Towards substantiable dashboards for open-source software projects

Yagmur Idil Ozdemir, Advanced Research Computing Centre, UCL
Co-authors:
Miguel Xochicale¹, Stephen Thompson²
¹ Advanced Research Computing Centre, UCL, ² Department of Medical Physics and Biomedical Engineering, UCL

Making the code of research understandable, replicable, and sustainable for a wider community can lead to impact beyond research funding cycles. Open-source tools under Astropy and ROpenSci stem from research communities that collaboratively develop code and methods to advance research in these fields. Defining sustainable software in this context can involve code quality, ease for contribution and user activity. However, these criteria can be subjective and pose challenges to effectively measure and monitor as technologies change. Community dashboards, like used by Astropy and ROpenSci, can consolidate such information and monitor the long-term research impact. Our team in the Advanced Center for Research Computing at UCL has collaborated with researchers to develop more sustainable tools within Scikit-Surgery (a python-based open-source library for surgical navigation). The Scikit-Surgery dashboard consolidates key indicators of software sustainability, such as code coverage and documentation, enabling users to make informed choices. Our current aim as Research Software Engineers is to improve the deployment and current state of this dashboard with the vision of sharing its model with a wider community. During this presentation, we will delve into the deployment of a dashboard with the current metrics and their significance. We will highlight our ongoing efforts to enhance these metrics to provide more valuable insights to the users, bring open questions for discussions, and a survey to interact with the audience. We will also present our approach to share this deployment as a template, which would allow researchers from different fields to create their own sustainability dashboards. The resources of this work are available at https://github.com/SciKit-Surgery/scikit-surgery-stats.

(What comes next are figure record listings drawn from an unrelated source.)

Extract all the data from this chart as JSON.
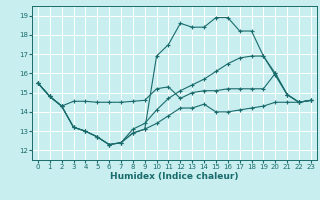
{
  "xlabel": "Humidex (Indice chaleur)",
  "bg_color": "#c8eef0",
  "grid_color": "#ffffff",
  "line_color": "#1a6b6b",
  "xlim": [
    -0.5,
    23.5
  ],
  "ylim": [
    11.5,
    19.5
  ],
  "xticks": [
    0,
    1,
    2,
    3,
    4,
    5,
    6,
    7,
    8,
    9,
    10,
    11,
    12,
    13,
    14,
    15,
    16,
    17,
    18,
    19,
    20,
    21,
    22,
    23
  ],
  "yticks": [
    12,
    13,
    14,
    15,
    16,
    17,
    18,
    19
  ],
  "line1_x": [
    0,
    1,
    2,
    3,
    4,
    5,
    6,
    7,
    8,
    9,
    10,
    11,
    12,
    13,
    14,
    15,
    16,
    17,
    18,
    19,
    20,
    21,
    22,
    23
  ],
  "line1_y": [
    15.5,
    14.8,
    14.3,
    14.55,
    14.55,
    14.5,
    14.5,
    14.5,
    14.55,
    14.6,
    15.2,
    15.3,
    14.7,
    15.0,
    15.1,
    15.1,
    15.2,
    15.2,
    15.2,
    15.2,
    16.0,
    14.9,
    14.5,
    14.6
  ],
  "line2_x": [
    0,
    1,
    2,
    3,
    4,
    5,
    6,
    7,
    8,
    9,
    10,
    11,
    12,
    13,
    14,
    15,
    16,
    17,
    18,
    19,
    20,
    21,
    22,
    23
  ],
  "line2_y": [
    15.5,
    14.8,
    14.3,
    13.2,
    13.0,
    12.7,
    12.3,
    12.4,
    12.9,
    13.1,
    16.9,
    17.5,
    18.6,
    18.4,
    18.4,
    18.9,
    18.9,
    18.2,
    18.2,
    16.9,
    15.9,
    14.9,
    14.5,
    14.6
  ],
  "line3_x": [
    0,
    1,
    2,
    3,
    4,
    5,
    6,
    7,
    8,
    9,
    10,
    11,
    12,
    13,
    14,
    15,
    16,
    17,
    18,
    19,
    20,
    21,
    22,
    23
  ],
  "line3_y": [
    15.5,
    14.8,
    14.3,
    13.2,
    13.0,
    12.7,
    12.3,
    12.4,
    13.1,
    13.4,
    14.1,
    14.7,
    15.1,
    15.4,
    15.7,
    16.1,
    16.5,
    16.8,
    16.9,
    16.9,
    16.0,
    14.9,
    14.5,
    14.6
  ],
  "line4_x": [
    0,
    1,
    2,
    3,
    4,
    5,
    6,
    7,
    8,
    9,
    10,
    11,
    12,
    13,
    14,
    15,
    16,
    17,
    18,
    19,
    20,
    21,
    22,
    23
  ],
  "line4_y": [
    15.5,
    14.8,
    14.3,
    13.2,
    13.0,
    12.7,
    12.3,
    12.4,
    12.9,
    13.1,
    13.4,
    13.8,
    14.2,
    14.2,
    14.4,
    14.0,
    14.0,
    14.1,
    14.2,
    14.3,
    14.5,
    14.5,
    14.5,
    14.6
  ]
}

Using HTMX for front-end web development

Christopher Cave-Ayland, Imperial College London

For some time Single Page Applications (SPAs) have been the dominant paradigm for the development of professional and interactive web pages. Many well recognised frameworks such as React, AngularJS and Vue.js support the development of SPAs.

Increasingly however the SPA model is being critiqued for its technical complexity, expense and slow development speeds. A number of projects are aiming to provide simpler alternatives. Of these, htmx (https://htmx.org/) is of particular note as it has been chosen as part of the 2023 cohort of the GitHub Accelerator program.

Htmx focuses on extending HTML to trigger requests to the application back-end under a much wider variety of circumstances. The back-end then returns snippets of html that are substituted into the web page. This simple concept allows your web application to be composed almost entirely of HTML with a set of htmx provided attributes applied.

Web development is a common activity for RSEs and often we have to balance creating a compelling user experience with a constrained complexity budget. Htmx provides a attractive alternative to technically complex SPA frameworks that can be quickly and easily adopted. This talk will provide a brief overview of htmx, some notable applications and our (very early) experimentation in it’s usage.